When I saw Brothers Conflict (which has the rather appropriate shorthand title BroCon), the show about a girl who suddenly finds herself with twelve stepbrothers, among the list of Summer 2013 shows, I knew I had to watch it. Even if it turned out to be incredibly stupid (which it certainly did), I knew I’d still enjoy it in its own way. After all, the show was essentially a gender-flipped version of a show that, despite not being particularly well-received among the anime fandom, remains a personal favorite of mine. That anime, in which a hapless young man finds out he has no fewer than twelve younger sisters, is none other than Sister Princess.
|The series that started the imouto craze.|
(Note that for this post, I will be referring entirely to the first anime series, not the original light novel-esque serialization, any of the video games, or the second "RePure" anime series.
Sister Princess was one of the first anime I watched, around the time I really started to become an anime fan; it was also the first anime DVD I ever bought, mainly because the premise seemed so off-the-wall to me that I had to see just how it’d play out. After a rough start, I ended up enjoying it a lot; the show did flirt with the “forbidden line” but never did cross it, and overall it’s still very much a show about family, and is the show that is responsible for my love of shows about family. (It, along with some other shows, is also responsible for my love of slow-paced slice-of-life shows.)
One thing that is different between this show and BroCon is that in Sister Princess, we never do learn exactly what relation the sisters are to the male lead Wataru. They’re probably not all full sisters, but we don’t know which of them are (if any), which are half-sisters, and which are adopted or step-sisters.
Or, really, if they have any legal sibling relationship to him at all.
That last possibility was one that I had thought of when doing some “wild mass guessing” on this show, which does have a small mystery element to it. That is, what if none of these girls are actually his sisters in blood, adoption, or marriage by parents, but just unrelated girls that have put it on their hearts to view and treat this guy as a brother? (This is, for the record, excluding the thirteenth “sister”, who is established as having no relation to him, that ends up as part of the sisterhood as well.)
It’s a wild theory, but it’s a theory I have for a particular reason: it is most like what happens when one becomes a Christian. Becoming a Christian—which means being adopted as one of God’s children—means gaining approximately 2.1 billion brothers and sisters from all around the world (according to the CIA World Factbook), since all fellow Christians then become our brothers and sisters in Christ. That said, there’s a much smaller subset of these siblings with whom any given Christian will likely be more familiar with than others.
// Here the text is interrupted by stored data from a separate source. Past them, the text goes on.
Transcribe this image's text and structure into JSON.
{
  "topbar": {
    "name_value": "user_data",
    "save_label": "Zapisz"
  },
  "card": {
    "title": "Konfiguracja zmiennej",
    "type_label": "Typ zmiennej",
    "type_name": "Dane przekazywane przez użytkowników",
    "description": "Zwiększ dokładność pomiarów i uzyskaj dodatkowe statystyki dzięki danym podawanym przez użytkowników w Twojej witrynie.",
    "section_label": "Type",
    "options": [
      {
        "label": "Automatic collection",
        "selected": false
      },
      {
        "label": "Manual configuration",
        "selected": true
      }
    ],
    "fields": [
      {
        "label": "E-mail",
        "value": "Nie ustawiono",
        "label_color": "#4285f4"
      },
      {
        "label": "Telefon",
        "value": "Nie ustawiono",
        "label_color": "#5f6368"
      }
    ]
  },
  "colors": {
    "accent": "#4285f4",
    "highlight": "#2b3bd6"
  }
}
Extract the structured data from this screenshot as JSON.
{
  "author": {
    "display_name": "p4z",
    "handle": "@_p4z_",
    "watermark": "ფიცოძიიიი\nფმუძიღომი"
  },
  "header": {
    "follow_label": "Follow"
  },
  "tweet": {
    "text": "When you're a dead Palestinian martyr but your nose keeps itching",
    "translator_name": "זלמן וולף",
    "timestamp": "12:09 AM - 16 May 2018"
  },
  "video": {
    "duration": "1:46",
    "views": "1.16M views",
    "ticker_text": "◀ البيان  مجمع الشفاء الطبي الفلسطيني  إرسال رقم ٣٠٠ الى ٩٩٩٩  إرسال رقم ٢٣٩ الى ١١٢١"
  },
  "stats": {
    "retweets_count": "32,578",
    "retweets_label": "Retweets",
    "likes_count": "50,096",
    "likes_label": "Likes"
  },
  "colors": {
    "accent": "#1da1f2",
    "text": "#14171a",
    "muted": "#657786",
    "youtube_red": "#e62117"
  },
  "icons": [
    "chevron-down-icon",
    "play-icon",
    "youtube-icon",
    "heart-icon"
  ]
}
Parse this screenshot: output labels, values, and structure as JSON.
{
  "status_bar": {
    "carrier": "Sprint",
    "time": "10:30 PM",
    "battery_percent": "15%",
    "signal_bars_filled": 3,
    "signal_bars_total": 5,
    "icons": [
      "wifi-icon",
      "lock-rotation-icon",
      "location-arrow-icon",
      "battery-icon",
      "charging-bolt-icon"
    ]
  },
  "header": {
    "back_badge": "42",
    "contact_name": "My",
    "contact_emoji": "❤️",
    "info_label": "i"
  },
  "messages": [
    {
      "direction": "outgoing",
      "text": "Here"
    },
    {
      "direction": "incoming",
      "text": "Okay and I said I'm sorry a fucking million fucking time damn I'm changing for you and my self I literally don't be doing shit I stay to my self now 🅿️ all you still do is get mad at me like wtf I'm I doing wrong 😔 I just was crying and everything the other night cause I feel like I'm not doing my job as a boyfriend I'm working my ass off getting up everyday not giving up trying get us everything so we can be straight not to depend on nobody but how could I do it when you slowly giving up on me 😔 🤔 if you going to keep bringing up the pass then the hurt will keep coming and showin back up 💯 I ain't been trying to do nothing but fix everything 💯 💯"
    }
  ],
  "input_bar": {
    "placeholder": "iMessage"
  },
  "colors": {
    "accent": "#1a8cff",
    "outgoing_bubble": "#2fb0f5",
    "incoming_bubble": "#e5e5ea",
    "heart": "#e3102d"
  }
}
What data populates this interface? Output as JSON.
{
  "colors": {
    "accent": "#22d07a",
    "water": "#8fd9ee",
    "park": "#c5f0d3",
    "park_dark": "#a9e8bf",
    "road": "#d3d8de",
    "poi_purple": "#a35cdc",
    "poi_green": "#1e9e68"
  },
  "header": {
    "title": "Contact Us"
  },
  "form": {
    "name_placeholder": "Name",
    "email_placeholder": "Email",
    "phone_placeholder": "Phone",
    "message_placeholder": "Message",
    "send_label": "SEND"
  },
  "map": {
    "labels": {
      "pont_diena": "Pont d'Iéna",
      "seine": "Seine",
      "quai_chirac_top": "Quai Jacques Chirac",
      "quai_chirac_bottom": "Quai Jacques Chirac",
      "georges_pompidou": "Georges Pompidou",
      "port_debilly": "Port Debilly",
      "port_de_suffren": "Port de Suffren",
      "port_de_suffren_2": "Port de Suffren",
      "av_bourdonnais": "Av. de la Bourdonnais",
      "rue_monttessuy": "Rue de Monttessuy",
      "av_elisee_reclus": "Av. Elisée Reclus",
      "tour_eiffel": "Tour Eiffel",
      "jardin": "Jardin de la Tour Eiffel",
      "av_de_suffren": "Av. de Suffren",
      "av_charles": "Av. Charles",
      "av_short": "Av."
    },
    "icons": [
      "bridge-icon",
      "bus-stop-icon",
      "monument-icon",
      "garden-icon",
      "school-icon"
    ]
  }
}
Still, looking at it from this perspective, suddenly finding oneself with a baker’s dozen of brothers or sisters actually does sound just a bit familiar, and while these brothers and sisters likely won’t be as affectionate as the ones in anime are, they could be very friendly simply because you are their brother or sister in Christ.
Moreover, the official tagline from ADV Films, “Twelve sisters all at once... what would YOU do?” is no longer just a weird line of advertising; it becomes a reality.